Elles sont deux en une, comme nous, dans notre espoir et notre vie, dans notre vouloir corrompu et dans notre prière.
La plus haute est toute en fleurs de paradis : la rose et le bleuet, le lys et le glaïeul, l'iris et la primevère.

Elle s'épanouit, la bienheureuse du ciel, sur la nef d'en bas qui est encore pécheresse et douloureuse, en repentance sur le chemin du Purgatoire, aveugle et à tâtons cherchant la voie.
Car la source du feu est nécessaire aux larmes : la fontaine est ouverte pour le bain de toutes les âmes ; et le lieu cruel porte l'homme au lieu béni.

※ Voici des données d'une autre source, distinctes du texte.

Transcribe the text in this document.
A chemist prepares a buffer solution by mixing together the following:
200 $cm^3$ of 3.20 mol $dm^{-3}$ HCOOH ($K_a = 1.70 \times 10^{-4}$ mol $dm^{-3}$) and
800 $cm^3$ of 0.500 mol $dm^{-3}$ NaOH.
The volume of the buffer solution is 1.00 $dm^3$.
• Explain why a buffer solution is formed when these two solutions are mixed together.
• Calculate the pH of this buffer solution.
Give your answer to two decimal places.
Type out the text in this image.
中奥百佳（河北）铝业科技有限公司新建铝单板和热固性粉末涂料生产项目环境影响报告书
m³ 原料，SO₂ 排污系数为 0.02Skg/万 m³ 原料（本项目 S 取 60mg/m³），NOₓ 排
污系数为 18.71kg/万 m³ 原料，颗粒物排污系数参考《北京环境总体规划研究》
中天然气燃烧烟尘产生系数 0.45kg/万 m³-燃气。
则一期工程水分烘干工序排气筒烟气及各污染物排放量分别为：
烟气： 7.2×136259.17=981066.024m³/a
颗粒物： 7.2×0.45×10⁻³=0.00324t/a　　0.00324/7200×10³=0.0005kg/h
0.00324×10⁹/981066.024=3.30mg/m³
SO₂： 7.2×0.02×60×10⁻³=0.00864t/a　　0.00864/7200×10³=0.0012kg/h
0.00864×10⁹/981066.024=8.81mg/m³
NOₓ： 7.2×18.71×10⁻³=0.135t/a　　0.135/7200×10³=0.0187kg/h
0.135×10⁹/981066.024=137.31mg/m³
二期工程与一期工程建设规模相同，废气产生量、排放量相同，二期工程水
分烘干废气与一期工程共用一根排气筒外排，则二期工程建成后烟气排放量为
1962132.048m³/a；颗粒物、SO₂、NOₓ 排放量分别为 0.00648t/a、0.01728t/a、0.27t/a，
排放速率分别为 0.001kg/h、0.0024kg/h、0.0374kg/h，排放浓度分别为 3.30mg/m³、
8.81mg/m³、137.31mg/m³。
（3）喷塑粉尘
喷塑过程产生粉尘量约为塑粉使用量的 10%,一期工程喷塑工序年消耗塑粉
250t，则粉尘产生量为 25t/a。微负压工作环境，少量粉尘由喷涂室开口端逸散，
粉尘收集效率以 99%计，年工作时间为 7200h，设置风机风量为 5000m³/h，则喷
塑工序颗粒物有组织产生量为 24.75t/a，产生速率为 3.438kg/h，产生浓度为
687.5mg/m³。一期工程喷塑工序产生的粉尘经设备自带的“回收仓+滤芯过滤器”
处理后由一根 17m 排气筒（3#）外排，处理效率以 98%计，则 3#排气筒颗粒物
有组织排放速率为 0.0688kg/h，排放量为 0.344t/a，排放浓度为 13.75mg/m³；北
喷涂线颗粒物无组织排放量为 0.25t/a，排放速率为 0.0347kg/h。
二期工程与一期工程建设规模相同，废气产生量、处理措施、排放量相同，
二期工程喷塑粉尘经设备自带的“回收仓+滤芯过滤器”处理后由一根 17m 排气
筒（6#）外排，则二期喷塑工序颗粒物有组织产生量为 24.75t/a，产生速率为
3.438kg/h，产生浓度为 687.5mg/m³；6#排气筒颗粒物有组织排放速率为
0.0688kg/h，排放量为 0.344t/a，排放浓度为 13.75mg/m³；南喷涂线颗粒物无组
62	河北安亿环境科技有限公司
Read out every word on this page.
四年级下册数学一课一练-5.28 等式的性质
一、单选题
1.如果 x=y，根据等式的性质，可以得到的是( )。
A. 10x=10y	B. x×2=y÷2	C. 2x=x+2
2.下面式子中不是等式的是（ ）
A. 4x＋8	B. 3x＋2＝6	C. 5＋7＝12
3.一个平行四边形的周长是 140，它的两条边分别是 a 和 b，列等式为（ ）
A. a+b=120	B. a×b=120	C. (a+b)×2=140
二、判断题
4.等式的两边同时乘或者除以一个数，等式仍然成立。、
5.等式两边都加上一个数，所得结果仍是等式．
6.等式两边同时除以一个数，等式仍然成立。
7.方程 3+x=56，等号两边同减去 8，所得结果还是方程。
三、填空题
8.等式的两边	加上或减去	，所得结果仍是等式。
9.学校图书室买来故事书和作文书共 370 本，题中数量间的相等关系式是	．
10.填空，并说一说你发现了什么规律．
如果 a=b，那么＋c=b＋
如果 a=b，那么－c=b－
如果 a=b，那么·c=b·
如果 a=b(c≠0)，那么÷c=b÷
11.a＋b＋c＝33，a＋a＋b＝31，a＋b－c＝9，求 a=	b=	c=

Je suis le Roi. Je veille sur la Châsse. Et souvent, je me lève à midi pour aller chanter matines dans ma chapelle d'arc-en-ciel.
Et quel que soit l'hiver, la neige funéraire, l'hermine du ciel noir,
La Châsse de Notre-Seigneur et de sa Mère est la fleur de l'Aurore : je vois renaître à l'aube le printemps des verrières.
Et je vois monter vers Dieu l'hostie du soleil.
Adorez avec moi l'éternelle lumière.
Petits amis de passage, comme nous sommes tous, et rien de plus, admirez comme les murailles fleurissent.
Vous n'êtes plus, ni moi-même, à présent, dans le mince sépulcre de la vie, à faire notre salut en pleurant :
Oyez la musique des Anges
Voici que tintent entre les lances de la fenêtre, les cloches du matin pour l’Ave de la Vierge ;
Et tous les oiseaux de la lumière, ouvrant leurs ailes, s’accordent pour l’harmonie.
Un chant commence qui me ravit où je voudrais être ; ô puisse-t-il ne pas finir.
Cette chapelle est paradis, et ses prairies de verre sont les jardins du paradis, je vous le dis.
Si nous sommes à genoux, vous avec votre roi, et votre roi avec vous, ses fils,
Bientôt nous allons nous dresser, toutes flammes :
La flèche n’est pas plus vite que l’amour de nos âmes.
Ne pleurez plus, ni même vos péchés :

O vous tous avec moi, nous sommes détachés de la tombe : dans la Sainte Chapelle nous voici : nous voici en paradis.